Part 1 of this article addressed how to think about retirement post college and during your child-rearing years.
During Your Peak Earning Years at Work
As you mature in your career, you will encounter a variety of opportunities. After having spent 20+ years in the workforce you are likely commanding a good salary – perhaps the highest you’ve ever earned. These are your “peak earning years,” and though there are many benefits there are also new financial challenges. Older children might mean college tuition; aging parents might require more frequent visits. Even your own aging body may require a little more health care attention.

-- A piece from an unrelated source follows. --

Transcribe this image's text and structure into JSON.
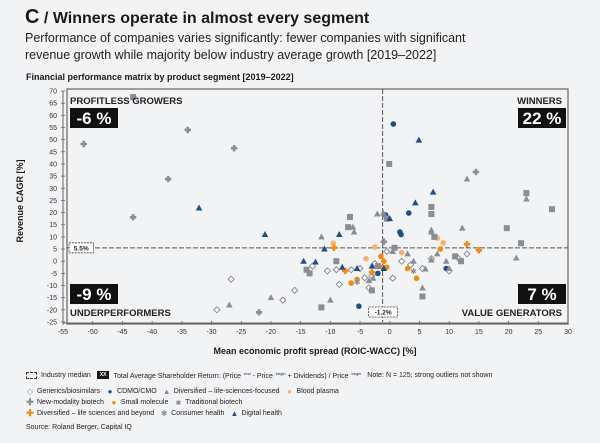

If you haven’t already, now is the time to meet with a financial advisor to help you determine what sort of future income you’ll need to meet your retirement goals. It may also be time to take advantage of any IRS catch-up contributions – if you’re over 50, you are allowed to contribute up to $24,000 to your employer-sponsored plan (as opposed to $18K for those under 50).
Getting Ready to Retire
When you start to close in on your retirement date, it will become necessary to think about and plan for how you will draw down your retirement assets. Your certified financial advisor can help you adjust your investment allocations with an eye towards protecting assets, though it’s still important to pursue some growth to keep up with inflation and the rising cost of living. A good financial and retirement planner will help you assess and address:
- The cost of living and tax rates in your desired retirement location
- Future health care needs, plus any supplemental retiree insurance you may need to purchase
- Any income-producing investment vehicle currently in your portfolio
- Any part-time work or other sources of post-retirement income
- Estate planning
Your retirement planning professional will also familiarize you with the required minimum distributions (RMDs) that the IRS imposes when you begin drawing down on your retirement assets.
You will face financial challenges throughout your life and career that have an impact on the quality of your retirement. Make sure you consider retirement whenever you are reviewing your other savings and investment strategies. Once you have a financial planner you trust (one who is working in your best interests and not simply trying to earn a commission) have them review your plan’s portfolio at least once a year and whenever a major event such as marriage, divorce or the birth of a child occurs.